When it comes to female orgasm, the only person who knows whether she reached orgasm or not is the woman in question. There is no magic giveaway sign for guys to know when a woman has climaxed. Many ladies fake orgasms.

Doris: I got tested for STDs a few months ago

The first time a guy told me this lie, I laughed so much that he became embarrassed. I don’t know why some guys think women don’t have sense or they can easily be deceived. I always carry a condom with men whenever I want to visit a guy I really like. I can’t have sex with some random guy without a condom.

Even if you got tested a few months ago, I am not going to put my health on the line like that because I have to take a man’s word for it. How do I know what he’s been up to since then? How does he know what the women he’s slept with since have been up to?

When you sleep with one person unprotected, you sleep with everyone they have slept with unprotected – and everyone they have slept with unprotected and so on.

Abisoye: This has never happened before

Months after my boyfriend and I met in the University, we agreed to have sex. But I was disappointed when his manhood refused to be hard. It was flaccid all through. We kissed, touched each other but the rod just refused to be erect.

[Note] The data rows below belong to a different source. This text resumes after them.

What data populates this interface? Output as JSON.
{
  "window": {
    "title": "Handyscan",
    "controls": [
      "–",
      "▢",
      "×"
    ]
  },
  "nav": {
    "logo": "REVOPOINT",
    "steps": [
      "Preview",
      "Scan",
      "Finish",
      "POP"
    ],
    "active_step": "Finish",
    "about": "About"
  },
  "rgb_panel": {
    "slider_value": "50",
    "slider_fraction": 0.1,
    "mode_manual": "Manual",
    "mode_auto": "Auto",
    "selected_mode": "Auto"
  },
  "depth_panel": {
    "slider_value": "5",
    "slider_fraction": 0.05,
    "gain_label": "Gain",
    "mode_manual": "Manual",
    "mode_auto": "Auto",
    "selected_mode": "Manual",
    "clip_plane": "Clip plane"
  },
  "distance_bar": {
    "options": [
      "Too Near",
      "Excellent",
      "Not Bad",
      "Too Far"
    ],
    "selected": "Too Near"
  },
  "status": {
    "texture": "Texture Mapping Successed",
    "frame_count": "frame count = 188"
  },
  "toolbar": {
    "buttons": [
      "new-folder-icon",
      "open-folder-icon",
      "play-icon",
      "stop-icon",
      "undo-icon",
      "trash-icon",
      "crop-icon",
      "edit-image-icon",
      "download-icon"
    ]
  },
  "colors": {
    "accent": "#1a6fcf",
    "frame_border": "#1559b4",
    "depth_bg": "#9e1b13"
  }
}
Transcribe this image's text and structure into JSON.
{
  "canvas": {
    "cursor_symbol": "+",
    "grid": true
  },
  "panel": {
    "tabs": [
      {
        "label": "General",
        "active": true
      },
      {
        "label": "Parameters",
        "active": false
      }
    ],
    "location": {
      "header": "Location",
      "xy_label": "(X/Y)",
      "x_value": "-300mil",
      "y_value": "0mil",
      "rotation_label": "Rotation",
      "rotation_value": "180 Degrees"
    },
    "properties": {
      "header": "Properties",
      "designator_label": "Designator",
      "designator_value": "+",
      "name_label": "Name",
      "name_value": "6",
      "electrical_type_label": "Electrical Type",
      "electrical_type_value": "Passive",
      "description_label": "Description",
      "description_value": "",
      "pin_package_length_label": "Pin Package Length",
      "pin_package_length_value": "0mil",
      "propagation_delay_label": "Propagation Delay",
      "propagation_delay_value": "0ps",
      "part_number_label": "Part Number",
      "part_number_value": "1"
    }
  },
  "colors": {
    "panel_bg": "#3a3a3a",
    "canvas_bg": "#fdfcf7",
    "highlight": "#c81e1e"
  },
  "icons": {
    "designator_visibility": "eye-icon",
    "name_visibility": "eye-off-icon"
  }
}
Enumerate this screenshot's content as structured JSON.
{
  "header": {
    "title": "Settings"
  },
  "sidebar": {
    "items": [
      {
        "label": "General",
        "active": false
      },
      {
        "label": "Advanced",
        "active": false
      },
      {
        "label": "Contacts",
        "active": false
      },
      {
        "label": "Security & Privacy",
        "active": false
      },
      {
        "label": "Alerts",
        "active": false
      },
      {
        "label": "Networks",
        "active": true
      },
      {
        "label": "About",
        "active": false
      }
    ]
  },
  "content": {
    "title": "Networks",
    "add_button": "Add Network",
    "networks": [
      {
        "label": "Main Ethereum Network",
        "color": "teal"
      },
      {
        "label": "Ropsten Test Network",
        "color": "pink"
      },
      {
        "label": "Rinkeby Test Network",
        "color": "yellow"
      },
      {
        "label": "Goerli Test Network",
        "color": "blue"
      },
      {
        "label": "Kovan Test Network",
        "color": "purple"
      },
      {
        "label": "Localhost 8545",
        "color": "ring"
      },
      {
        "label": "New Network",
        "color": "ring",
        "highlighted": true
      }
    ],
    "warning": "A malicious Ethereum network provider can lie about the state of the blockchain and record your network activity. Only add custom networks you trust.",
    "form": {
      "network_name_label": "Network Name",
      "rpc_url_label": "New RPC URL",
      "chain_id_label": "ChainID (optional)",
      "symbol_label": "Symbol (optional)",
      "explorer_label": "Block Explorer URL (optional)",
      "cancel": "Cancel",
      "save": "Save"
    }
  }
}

It was an awkward situation. He kept assuring me that what happened was strange and that it had never happened to him before. I knew he was just trying to save face because his manhood didn’t do what he wanted it to do and get an erection on demand.

The funny aspect of that encounter was that he started making it look as if it was my fault that his staff didn’t get erect. He told me that I didn’t know how to work on a man’s body. I felt bad but later on, I discovered that he had problem getting erect and what happened wasn’t my fault.

Ifeyinwa: You are the best woman I have been with

The day my boyfriend told me I am the best woman he has been with, I felt good. I felt on top of the world. I felt so special. Weeks later, I overheard him telling his cousin that I was inexperienced sexually and he is beginning to get frustrated with me.

I felt terrible. I wanted the ground to open up and swallow me. I didn’t know how I got home from his place that day. I was crying so much that I was quaking with emotions. I hate being lied to. I felt like an idiot.

I didn’t confront him about what he said but our relationship wasn’t the same anymore. We broke up afterwards. I told him why I became indifferent to him after we broke up. He told me I overreacted because guys tell women the same thing even when it’s not true.